I have the sense that I could keep tapping these keys, putting words on the screen and wake up to find myself with you having a cup of coffee in a cafe someplace we’ve never been before yet always known. This is the wonder and wealth of vulnerability, creativity and change. It’s the mystery of Life and the interconnected nature of every thought, word and action. Are we strangers in a strange land or are we sisters and brothers from different mothers? The further I go on this journey the more I lean toward the latter. As every moment has never existed before we’re all free to be free creatively. . . .

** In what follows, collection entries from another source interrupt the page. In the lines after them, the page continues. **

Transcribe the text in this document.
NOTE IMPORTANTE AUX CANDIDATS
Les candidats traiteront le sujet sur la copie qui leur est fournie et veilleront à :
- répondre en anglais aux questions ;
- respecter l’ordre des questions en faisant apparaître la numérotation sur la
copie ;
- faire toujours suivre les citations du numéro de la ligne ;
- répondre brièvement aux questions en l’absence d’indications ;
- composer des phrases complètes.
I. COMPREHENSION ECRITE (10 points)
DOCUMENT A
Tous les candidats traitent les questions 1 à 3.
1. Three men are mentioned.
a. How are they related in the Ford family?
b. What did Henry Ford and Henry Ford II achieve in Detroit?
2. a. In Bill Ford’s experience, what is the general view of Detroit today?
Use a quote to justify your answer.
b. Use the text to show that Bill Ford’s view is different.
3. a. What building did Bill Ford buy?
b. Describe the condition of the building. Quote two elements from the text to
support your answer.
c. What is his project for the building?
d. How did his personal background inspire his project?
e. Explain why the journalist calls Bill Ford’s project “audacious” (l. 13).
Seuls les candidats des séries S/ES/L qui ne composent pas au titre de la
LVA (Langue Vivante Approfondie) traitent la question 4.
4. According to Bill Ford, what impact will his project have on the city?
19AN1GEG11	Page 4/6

So, as the door closes on this strange piece of literature I’m reminded of the wounds we’ve all experienced in our vulnerability. I’m also reminded of the great creativity, love, growth and change we’ve appreciated up to this moment. May we continue to find the courage to live, love, laugh and enlighten up for ourselves and others. May we continue to find the grace of every embrace that challenges us to become stronger as the road, the ride and people change to discover another end to begin again and again. May we  continue to find the inner freedom that has nothing to lose as love lets go of fear.

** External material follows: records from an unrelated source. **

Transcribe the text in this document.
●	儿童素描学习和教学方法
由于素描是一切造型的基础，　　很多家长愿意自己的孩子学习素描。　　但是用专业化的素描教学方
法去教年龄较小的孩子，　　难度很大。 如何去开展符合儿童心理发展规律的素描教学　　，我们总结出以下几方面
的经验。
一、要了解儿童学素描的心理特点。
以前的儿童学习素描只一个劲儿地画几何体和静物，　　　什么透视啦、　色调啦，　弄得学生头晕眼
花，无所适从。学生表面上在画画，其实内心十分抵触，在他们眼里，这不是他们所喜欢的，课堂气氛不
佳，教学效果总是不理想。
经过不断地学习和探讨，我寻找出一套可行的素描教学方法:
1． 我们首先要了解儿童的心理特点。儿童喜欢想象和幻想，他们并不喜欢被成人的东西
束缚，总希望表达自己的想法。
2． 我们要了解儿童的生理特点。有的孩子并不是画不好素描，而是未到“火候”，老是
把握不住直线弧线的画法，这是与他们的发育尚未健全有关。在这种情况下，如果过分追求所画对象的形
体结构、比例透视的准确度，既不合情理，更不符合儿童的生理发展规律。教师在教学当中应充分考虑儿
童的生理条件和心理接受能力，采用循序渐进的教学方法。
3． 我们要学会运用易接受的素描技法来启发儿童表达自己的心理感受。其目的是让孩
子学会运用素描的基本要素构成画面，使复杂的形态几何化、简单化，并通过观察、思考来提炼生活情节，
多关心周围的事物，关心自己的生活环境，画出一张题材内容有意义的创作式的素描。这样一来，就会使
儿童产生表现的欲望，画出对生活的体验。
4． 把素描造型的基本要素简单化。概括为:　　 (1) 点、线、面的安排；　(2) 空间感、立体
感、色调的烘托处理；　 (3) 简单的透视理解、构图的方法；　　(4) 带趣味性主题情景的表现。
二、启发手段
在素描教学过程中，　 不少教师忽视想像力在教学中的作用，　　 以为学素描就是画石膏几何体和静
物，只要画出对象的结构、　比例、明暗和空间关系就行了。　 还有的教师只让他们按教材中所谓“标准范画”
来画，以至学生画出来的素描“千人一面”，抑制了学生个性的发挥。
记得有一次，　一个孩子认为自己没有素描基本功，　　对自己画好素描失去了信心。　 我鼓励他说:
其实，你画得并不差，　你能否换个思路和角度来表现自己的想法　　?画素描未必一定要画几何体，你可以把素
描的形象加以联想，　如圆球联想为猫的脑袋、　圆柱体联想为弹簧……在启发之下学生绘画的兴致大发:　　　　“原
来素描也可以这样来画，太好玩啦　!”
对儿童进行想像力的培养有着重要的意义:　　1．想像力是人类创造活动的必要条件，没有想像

  • Allow yourself the gift of reflection today to look at the times in your life that you’ve felt vulnerable. . . . Note how these times became the birthplace of creativity, innovation and change for you in the short and long term. Notice where you are today.
  • As you engage the above exercise, note how fear played into the decisions you’ve made and how you chose to move through the fear. What happened on the other side of fear when you courageously moved through it? If love is letting go of fear, what might happen in a vulnerable situation if you’d add more loving acceptance for all? Relax, take a deep breath, drop your shoulders, release the tension: birth lovingness.

1 Comment

  1. Fred Mimmack

    Dear Rick,

    I read your blogs regularly (or irregularly) and until now, have not responded—at least not with a message to you. I have to wonder why, since I really do appreciate them so much, and I really do respond to them. I feel that your offerings are offerings of your unconditional love. Your presence is always with me, and I am grateful for that.
    As for vulnerability, I do feel vulnerable all the time, in some way, even at age 85. Much of it has to do with the false self, and it is so helpful to work on letting that go.

    I look forward to seeing you again—at an Elder meeting, or perhaps another lunch.